ぶらり如月 -其之参-
「良い酒ほど冷やで」という誤った習慣がまだまかり通る世の中だが、「真っ当な酒ほど燗で」を日夜実践に励むおやぢに、あろうことかアル添薄酒を冷やで飲ませる会があった。
乾杯に供された純米吟醸で凌ごうとしたものの、それすら冷やに変わりなし。しかも器は安物のワイングラス。これで洒落ているつもりなのだろうか。
せめて燗どうこでもあれば四合瓶のまま燗をつけるのだが、酒に対する志も愛情も感じられないスタッフに望みようもないことだった。
てな訳で、なるべく飲まないことを肝に銘じ、早く終わってくれと祈るばかり。
「お開きとさせていただきます」の声がかかると同時に、最上階からエレベーターで下り、そうそうに逃げ出す。

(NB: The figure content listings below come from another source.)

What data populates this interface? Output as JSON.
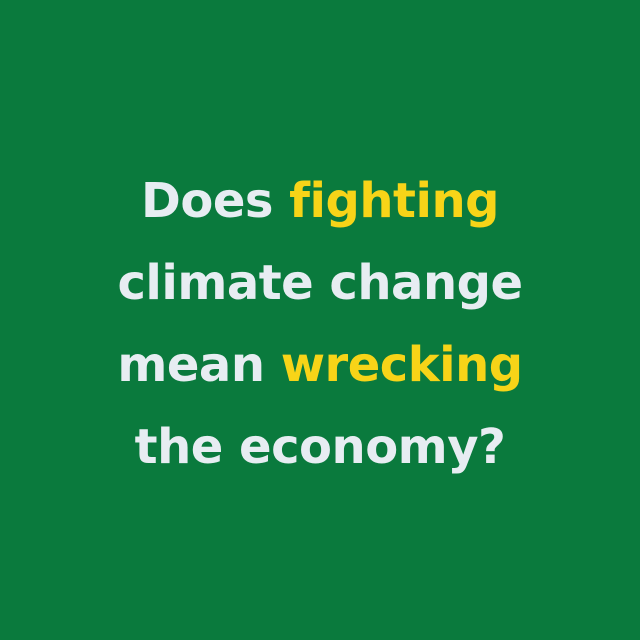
{
  "colors": {
    "background": "#0a7a3d",
    "text": "#e7edf2",
    "highlight": "#f7d418"
  },
  "headline": {
    "line1": {
      "pre": "Does ",
      "highlight": "fighting"
    },
    "line2": {
      "text": "climate change"
    },
    "line3": {
      "pre": "mean ",
      "highlight": "wrecking"
    },
    "line4": {
      "text": "the economy?"
    }
  }
}
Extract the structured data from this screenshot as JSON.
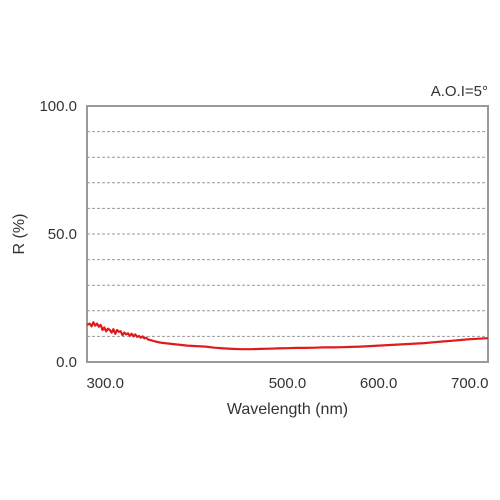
{
  "chart_data": {
    "type": "line",
    "title": "",
    "annotation": "A.O.I=5°",
    "xlabel": "Wavelength (nm)",
    "ylabel": "R (%)",
    "xlim": [
      280,
      720
    ],
    "ylim": [
      0,
      100
    ],
    "x_ticks": [
      300,
      500,
      600,
      700
    ],
    "x_tick_labels": [
      "300.0",
      "500.0",
      "600.0",
      "700.0"
    ],
    "y_ticks": [
      0,
      50,
      100
    ],
    "y_tick_labels": [
      "0.0",
      "50.0",
      "100.0"
    ],
    "grid": {
      "horizontal": true,
      "vertical": false,
      "step": 10,
      "style": "dashed"
    },
    "colors": {
      "series": "#e01b1b",
      "frame": "#9a9a9a",
      "grid": "#9a9a9a"
    },
    "series": [
      {
        "x": [
          280,
          283,
          285,
          287,
          289,
          291,
          293,
          295,
          297,
          299,
          301,
          303,
          305,
          307,
          309,
          311,
          313,
          315,
          317,
          319,
          321,
          323,
          325,
          327,
          329,
          331,
          333,
          335,
          337,
          339,
          341,
          343,
          345,
          347,
          350,
          355,
          360,
          365,
          370,
          380,
          390,
          400,
          410,
          420,
          430,
          440,
          450,
          460,
          470,
          480,
          490,
          500,
          510,
          520,
          530,
          540,
          550,
          560,
          570,
          580,
          590,
          600,
          610,
          620,
          630,
          640,
          650,
          660,
          670,
          680,
          690,
          700,
          710,
          720
        ],
        "y": [
          14.5,
          15.0,
          14.0,
          15.5,
          14.2,
          15.0,
          13.8,
          14.5,
          12.5,
          13.5,
          12.0,
          13.0,
          12.5,
          11.5,
          12.8,
          11.0,
          12.5,
          11.8,
          12.0,
          10.5,
          11.5,
          10.8,
          11.2,
          10.2,
          11.0,
          10.0,
          10.8,
          9.8,
          10.2,
          9.5,
          10.0,
          9.2,
          9.5,
          8.8,
          8.5,
          8.0,
          7.6,
          7.4,
          7.2,
          6.8,
          6.4,
          6.2,
          6.0,
          5.6,
          5.3,
          5.1,
          5.0,
          5.0,
          5.1,
          5.2,
          5.3,
          5.4,
          5.5,
          5.5,
          5.6,
          5.7,
          5.7,
          5.8,
          5.9,
          6.0,
          6.2,
          6.4,
          6.6,
          6.8,
          7.0,
          7.2,
          7.4,
          7.7,
          8.0,
          8.3,
          8.6,
          8.9,
          9.1,
          9.3
        ]
      }
    ]
  }
}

向かうは燗酒の名店「M」。
軟禁先から1,500mほどだったので、地図を思い浮かべながら勇んで歩く。小滝橋の信号を右折。これだけはしっかり頭に叩き込んでおいた目印に到達。やや上りの道。もうすぐだ。
「あった!!」。が、入口に『ごめんなさい、満席です』の札が下がっている。ぐわぁ〜ん。
念のためドアを開けたら、カウンターだけの店内はぎっしり。主がすまなそうな顔を向けて何か云っているが、こちらまで届かず。やっと来られたというのに‥。orz
気を取り直し、歩道の椅子で待とうかと腰をかけたら、「狭いから入りきれなくて、隣の中華屋さんまで‥」「あの、薄いというか不味いというか、何とも云いようのないラーメンが‥」。時々、コメントをくれるTANKさんとの会話を思い出した。
「よく潰れないなぁ」という店のカウンターでTANKさんの言葉どおり「出汁はどこ?麺の喉越しは?」のラーメンをすする。「こんなでも生き残るんだ」と、失礼ながら思わずにいられなかった店を早々に出て、歩道でタバコを燻らせていた。
ほどなく「M」のドアが開き、先に出てきた美女につづき、もう一人の後ろ姿が‥。「やったぁ、これで入れるぞ」。そう思ったと同時に後から出てきた女性が振り向く。「あっ!?」。互いに声をのんだその美女は、F女史ではないか。なんと世間の狭いことか。
短い挨拶を交わし、タクシーを見送り、店内に入る。
「あれ〜っ!?」。またもや声が出る。空いた席の隣にはA女史。某蔵元の会で出会った雪国生まれの美女。
主と女将に挨拶して彼女の隣に座り、冷蔵庫を見ると呼んでいる酒がある。
『悦凱陣』だ。これの燗でスタート。お通しと汁物に合わせ、杯を口に運ぶ。この酒を入れている酒屋さんのポリシーどおりの「生」だが、生老ねもなく、分厚いうまみを伝えてくれる。
薄い酒に削られ、冷えた体に温度が戻ってきた。
A女史と某急成長蔵の話をしていたが、酒が不味くなるからと止めることにした。楽しく飲まなければ、酒に申し訳ないと仕切り直し。女将とA女史の宴会相談、主とおやぢの酒談義、話が交差しするので席を替わり、あらためて腰を据える。
真鱈の白子をアテに、奥播磨と主のすすめで常きげんを。締めに小笹屋竹鶴大和雄町の燗で久しぶりの「M」を堪能した夜だった。
宿に戻ったら、相部屋の主は予告どおり横浜へ逃亡というメモが。他への悪影響を避けて、逃げるのが見え見えのコンビを同室にしたのかも。おかげでツインの部屋を独り占め。
『ここに美酒あり(後)』を読んでいる内に、前夜の寝不足が祟ったのか、爆睡。目が覚めたら‥ 「うぎゃあ!!」。とんでもない時間に‥‥。